What’s required is a slowdown for multiple reasons. It’s totally justifiable for taxpayers to know the financial impact this ‘federal’ program is having on their property taxes and state government programs. It’s also justified for the federal government to put in place a verification system that doesn’t bring ISIS terrorists to the United States on our dime.

Until these issues are satisfactorily resolved, skepticism will be justified.

4 Responses to “Minnesota’s silent crisis?”

  • EBOLAOUTBREAKMAP.COM says:

    Airline stewardess dies from Ebola symptoms http://www.ebolaoutbreakmap.com/listings/british-airways-stewardess-dies-from-ebola/

  • Gretchen Leisen says:

    This is another side of the coin from what the southwestern border states have been experiencing for about 30 years.
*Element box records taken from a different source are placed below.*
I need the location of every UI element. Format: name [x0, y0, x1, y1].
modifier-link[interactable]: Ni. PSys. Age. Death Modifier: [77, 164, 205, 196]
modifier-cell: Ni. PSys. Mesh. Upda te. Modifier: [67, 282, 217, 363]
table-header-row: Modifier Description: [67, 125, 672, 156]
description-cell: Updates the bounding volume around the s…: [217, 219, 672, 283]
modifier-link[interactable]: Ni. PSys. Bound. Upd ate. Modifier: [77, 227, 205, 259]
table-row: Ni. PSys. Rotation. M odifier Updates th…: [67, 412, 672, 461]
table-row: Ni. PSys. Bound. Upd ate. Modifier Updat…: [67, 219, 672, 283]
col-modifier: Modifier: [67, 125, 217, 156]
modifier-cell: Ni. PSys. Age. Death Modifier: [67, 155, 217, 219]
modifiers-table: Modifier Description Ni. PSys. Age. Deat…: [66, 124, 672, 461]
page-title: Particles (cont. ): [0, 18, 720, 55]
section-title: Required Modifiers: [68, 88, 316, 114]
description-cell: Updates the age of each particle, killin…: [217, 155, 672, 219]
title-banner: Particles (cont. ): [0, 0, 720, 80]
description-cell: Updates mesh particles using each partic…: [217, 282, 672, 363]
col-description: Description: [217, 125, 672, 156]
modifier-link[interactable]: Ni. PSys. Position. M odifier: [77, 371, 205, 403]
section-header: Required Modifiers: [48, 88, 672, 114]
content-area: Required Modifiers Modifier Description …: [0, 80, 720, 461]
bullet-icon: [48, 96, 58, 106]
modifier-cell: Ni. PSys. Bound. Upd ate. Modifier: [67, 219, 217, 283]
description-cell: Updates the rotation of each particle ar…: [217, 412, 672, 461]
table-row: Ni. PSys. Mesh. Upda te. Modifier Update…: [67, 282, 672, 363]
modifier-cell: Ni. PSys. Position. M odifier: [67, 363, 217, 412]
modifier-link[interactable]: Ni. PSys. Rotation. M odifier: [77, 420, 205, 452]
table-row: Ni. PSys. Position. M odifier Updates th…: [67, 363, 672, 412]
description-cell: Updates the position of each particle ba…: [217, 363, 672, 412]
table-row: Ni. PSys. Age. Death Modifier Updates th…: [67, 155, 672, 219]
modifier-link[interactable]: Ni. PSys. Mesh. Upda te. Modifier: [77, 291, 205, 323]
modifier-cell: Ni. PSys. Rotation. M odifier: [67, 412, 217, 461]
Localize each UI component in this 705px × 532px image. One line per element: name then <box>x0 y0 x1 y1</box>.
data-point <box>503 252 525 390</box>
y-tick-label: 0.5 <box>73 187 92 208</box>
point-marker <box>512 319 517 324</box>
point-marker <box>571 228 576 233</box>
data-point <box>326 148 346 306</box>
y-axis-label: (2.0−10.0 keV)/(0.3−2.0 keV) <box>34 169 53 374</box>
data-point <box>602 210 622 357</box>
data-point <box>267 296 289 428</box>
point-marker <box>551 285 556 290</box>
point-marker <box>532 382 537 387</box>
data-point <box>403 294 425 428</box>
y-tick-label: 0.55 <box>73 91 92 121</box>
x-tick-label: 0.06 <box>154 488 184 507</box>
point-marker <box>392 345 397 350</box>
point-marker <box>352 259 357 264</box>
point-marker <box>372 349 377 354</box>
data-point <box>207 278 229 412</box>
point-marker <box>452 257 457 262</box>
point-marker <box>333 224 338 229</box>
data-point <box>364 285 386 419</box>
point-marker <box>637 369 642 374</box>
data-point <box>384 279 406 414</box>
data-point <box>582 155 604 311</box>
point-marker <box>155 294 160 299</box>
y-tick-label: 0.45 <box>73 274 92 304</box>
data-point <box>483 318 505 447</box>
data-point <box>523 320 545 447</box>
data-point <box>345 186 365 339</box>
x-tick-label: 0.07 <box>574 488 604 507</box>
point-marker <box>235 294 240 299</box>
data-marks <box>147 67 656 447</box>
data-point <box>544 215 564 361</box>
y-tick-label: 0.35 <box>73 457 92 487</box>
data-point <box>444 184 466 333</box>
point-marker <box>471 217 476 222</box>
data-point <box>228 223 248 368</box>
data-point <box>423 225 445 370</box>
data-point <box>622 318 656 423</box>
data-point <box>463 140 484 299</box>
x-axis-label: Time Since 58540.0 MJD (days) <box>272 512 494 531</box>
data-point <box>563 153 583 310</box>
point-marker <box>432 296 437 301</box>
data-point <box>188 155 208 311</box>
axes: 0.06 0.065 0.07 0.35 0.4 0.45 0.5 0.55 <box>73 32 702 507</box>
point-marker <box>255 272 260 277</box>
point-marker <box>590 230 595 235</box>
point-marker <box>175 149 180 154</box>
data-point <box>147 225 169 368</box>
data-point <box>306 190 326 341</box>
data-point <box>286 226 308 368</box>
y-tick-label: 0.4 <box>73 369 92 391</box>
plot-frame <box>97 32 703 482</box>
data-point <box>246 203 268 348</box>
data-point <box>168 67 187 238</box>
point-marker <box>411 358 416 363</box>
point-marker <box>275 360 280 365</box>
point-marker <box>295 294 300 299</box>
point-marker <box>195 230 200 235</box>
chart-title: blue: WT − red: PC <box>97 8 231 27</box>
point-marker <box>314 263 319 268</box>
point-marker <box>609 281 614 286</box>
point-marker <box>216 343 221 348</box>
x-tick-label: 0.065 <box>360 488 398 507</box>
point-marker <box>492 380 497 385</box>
    In Arizona the sheer numbers of illegal aliens pouring into that state has bankrupted the counties along the border. Some of these counties no longer have any public hospital facilities because they were forced to accept all illegals into the public health system and they no longer could afford it. So, the local taxpaying citizens do not have local health services now.

    The aggravating thing is that this is all a political decision, designed to bribe new citizens into voting for Democrats.